Tim Burke, field manager for the Alturas office of the BLM, said the oversight group is reviewing 18 mitigations and monitoring plans. As Calpine meets those aspects, Burke said the project is on schedule to proceed in March. Previously, Calpine met government regulations and received permits to continue developing the projects from the BLM and Forest Service.
But, “there are no certainties” that the projects will continue to proceed, said Robertson. Currently the Fourmile and Telephone Lake geothermal-energy producing projects are inching forward step-by-step. Yet, there are three litigations in several courts against the project.
Under the 30 permits that Calpine has obtained, more than 700 mitigations must be developed and completed. Major legal hurdles have been achieved, but the legal challenges always loom over such projects.
“To say that these projects have been scrutinized is an understatement,” said Robertson.
The two projects are not that big. Collectively it is estimated they will produce 100 new megawatts of energy, which is enough to power 100,000 homes. The demand by California residents, businesses and industry exceeds 60,000 megawatts.
“But in the grand scheme of things these two projects can make a difference,” Robertson said, referring to the 2010 deadline for 20 percent green energy usage.
Heat is energy. The geothermal plants tap into the earth’s steam and the company recycles the heat to create energy.
Siskiyou County officials have worked closely with Calpine to develop air pollutions controls. Surrounding tribes have also been a part of the negotiations. Most have continued with objections. Robertson said that Calpine now has mitigated for cultural aspects and defined construction protocols to meet mitigations and tribal concerns. The Shasta Nation is in concurrence with mitigations to the projects, according to Burke.
At the Jan. 26, meeting a dozen Pitt River Tribal members opposed the projects. Many of those members also traveled down to San Jose on Jan. 27, to gather with 200 other protestors outside of Calpine’s headquarters. The protest reportedly was peaceful.

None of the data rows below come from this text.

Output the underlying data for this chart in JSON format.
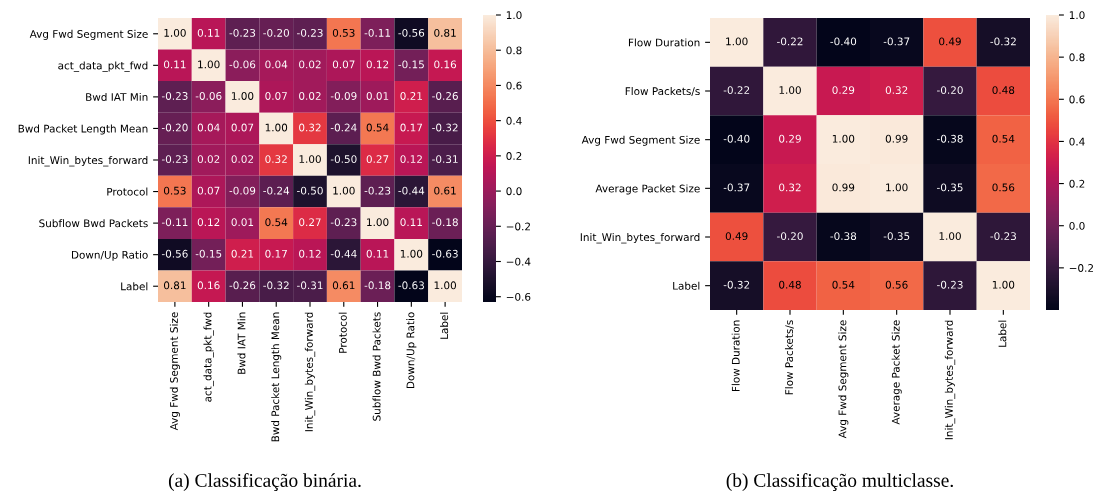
{
  "chart_data": [
    {
      "type": "heatmap",
      "categories": [
        "Avg Fwd Segment Size",
        "act_data_pkt_fwd",
        "Bwd IAT Min",
        "Bwd Packet Length Mean",
        "Init_Win_bytes_forward",
        "Protocol",
        "Subflow Bwd Packets",
        "Down/Up Ratio",
        "Label"
      ],
      "y_categories": [
        "Avg Fwd Segment Size",
        "act_data_pkt_fwd",
        "Bwd IAT Min",
        "Bwd Packet Length Mean",
        "Init_Win_bytes_forward",
        "Protocol",
        "Subflow Bwd Packets",
        "Down/Up Ratio",
        "Label"
      ],
      "cells": [
        [
          1.0,
          0.11,
          -0.23,
          -0.2,
          -0.23,
          0.53,
          -0.11,
          -0.56,
          0.81
        ],
        [
          0.11,
          1.0,
          -0.06,
          0.04,
          0.02,
          0.07,
          0.12,
          -0.15,
          0.16
        ],
        [
          -0.23,
          -0.06,
          1.0,
          0.07,
          0.02,
          -0.09,
          0.01,
          0.21,
          -0.26
        ],
        [
          -0.2,
          0.04,
          0.07,
          1.0,
          0.32,
          -0.24,
          0.54,
          0.17,
          -0.32
        ],
        [
          -0.23,
          0.02,
          0.02,
          0.32,
          1.0,
          -0.5,
          0.27,
          0.12,
          -0.31
        ],
        [
          0.53,
          0.07,
          -0.09,
          -0.24,
          -0.5,
          1.0,
          -0.23,
          -0.44,
          0.61
        ],
        [
          -0.11,
          0.12,
          0.01,
          0.54,
          0.27,
          -0.23,
          1.0,
          0.11,
          -0.18
        ],
        [
          -0.56,
          -0.15,
          0.21,
          0.17,
          0.12,
          -0.44,
          0.11,
          1.0,
          -0.63
        ],
        [
          0.81,
          0.16,
          -0.26,
          -0.32,
          -0.31,
          0.61,
          -0.18,
          -0.63,
          1.0
        ]
      ],
      "cell_labels": [
        [
          "1.00",
          "0.11",
          "-0.23",
          "-0.20",
          "-0.23",
          "0.53",
          "-0.11",
          "-0.56",
          "0.81"
        ],
        [
          "0.11",
          "1.00",
          "-0.06",
          "0.04",
          "0.02",
          "0.07",
          "0.12",
          "-0.15",
          "0.16"
        ],
        [
          "-0.23",
          "-0.06",
          "1.00",
          "0.07",
          "0.02",
          "-0.09",
          "0.01",
          "0.21",
          "-0.26"
        ],
        [
          "-0.20",
          "0.04",
          "0.07",
          "1.00",
          "0.32",
          "-0.24",
          "0.54",
          "0.17",
          "-0.32"
        ],
        [
          "-0.23",
          "0.02",
          "0.02",
          "0.32",
          "1.00",
          "-0.50",
          "0.27",
          "0.12",
          "-0.31"
        ],
        [
          "0.53",
          "0.07",
          "-0.09",
          "-0.24",
          "-0.50",
          "1.00",
          "-0.23",
          "-0.44",
          "0.61"
        ],
        [
          "-0.11",
          "0.12",
          "0.01",
          "0.54",
          "0.27",
          "-0.23",
          "1.00",
          "0.11",
          "-0.18"
        ],
        [
          "-0.56",
          "-0.15",
          "0.21",
          "0.17",
          "0.12",
          "-0.44",
          "0.11",
          "1.00",
          "-0.63"
        ],
        [
          "0.81",
          "0.16",
          "-0.26",
          "-0.32",
          "-0.31",
          "0.61",
          "-0.18",
          "-0.63",
          "1.00"
        ]
      ],
      "data_labels": true,
      "clim": [
        -0.63,
        1.0
      ],
      "cticks": [
        {
          "value": -0.6,
          "label": "−0.6"
        },
        {
          "value": -0.4,
          "label": "−0.4"
        },
        {
          "value": -0.2,
          "label": "−0.2"
        },
        {
          "value": 0,
          "label": "0.0"
        },
        0.2,
        0.4,
        0.6,
        0.8,
        {
          "value": 1,
          "label": "1.0"
        }
      ],
      "annotations": [
        "(a) Classificação binária."
      ]
    },
    {
      "type": "heatmap",
      "categories": [
        "Flow Duration",
        "Flow Packets/s",
        "Avg Fwd Segment Size",
        "Average Packet Size",
        "Init_Win_bytes_forward",
        "Label"
      ],
      "y_categories": [
        "Flow Duration",
        "Flow Packets/s",
        "Avg Fwd Segment Size",
        "Average Packet Size",
        "Init_Win_bytes_forward",
        "Label"
      ],
      "cells": [
        [
          1.0,
          -0.22,
          -0.4,
          -0.37,
          0.49,
          -0.32
        ],
        [
          -0.22,
          1.0,
          0.29,
          0.32,
          -0.2,
          0.48
        ],
        [
          -0.4,
          0.29,
          1.0,
          0.99,
          -0.38,
          0.54
        ],
        [
          -0.37,
          0.32,
          0.99,
          1.0,
          -0.35,
          0.56
        ],
        [
          0.49,
          -0.2,
          -0.38,
          -0.35,
          1.0,
          -0.23
        ],
        [
          -0.32,
          0.48,
          0.54,
          0.56,
          -0.23,
          1.0
        ]
      ],
      "cell_labels": [
        [
          "1.00",
          "-0.22",
          "-0.40",
          "-0.37",
          "0.49",
          "-0.32"
        ],
        [
          "-0.22",
          "1.00",
          "0.29",
          "0.32",
          "-0.20",
          "0.48"
        ],
        [
          "-0.40",
          "0.29",
          "1.00",
          "0.99",
          "-0.38",
          "0.54"
        ],
        [
          "-0.37",
          "0.32",
          "0.99",
          "1.00",
          "-0.35",
          "0.56"
        ],
        [
          "0.49",
          "-0.20",
          "-0.38",
          "-0.35",
          "1.00",
          "-0.23"
        ],
        [
          "-0.32",
          "0.48",
          "0.54",
          "0.56",
          "-0.23",
          "1.00"
        ]
      ],
      "data_labels": true,
      "clim": [
        -0.4,
        1.0
      ],
      "cticks": [
        {
          "value": -0.2,
          "label": "−0.2"
        },
        {
          "value": 0,
          "label": "0.0"
        },
        0.2,
        0.4,
        0.6,
        0.8,
        {
          "value": 1,
          "label": "1.0"
        }
      ],
      "annotations": [
        "(b) Classificação multiclasse."
      ]
    }
  ]
}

The biggest balancing act for Calpine has been addressing the multiple-uses in the Medicine Lake area. As well as maintaining cultural aspects for tribes, there are numerous lake-side cabin owners, other property owners, on-going timber harvests, snowmobilers and a variety of recreational users in the federally-managed Forest Service area.
When asked recently if the proposed bankruptcy by Calpine will affect the Glass Mountain Project, Roberson replied that it will not. On Jan. 31, the company announced that a new CEO had been hired, who will restructure the company’s finances. The implosion of Enron in fall 2001 accelerated a collapse in electricity markets around the country, which also affected Calpine. Officials have stated that the company is committed to producing the clean, efficient, cost-competitive electricity for its customers. Calpine generates over 26,000 megawatts of electricity -- enough to meet the needs of more than 26 million households in a state with 30 million residents.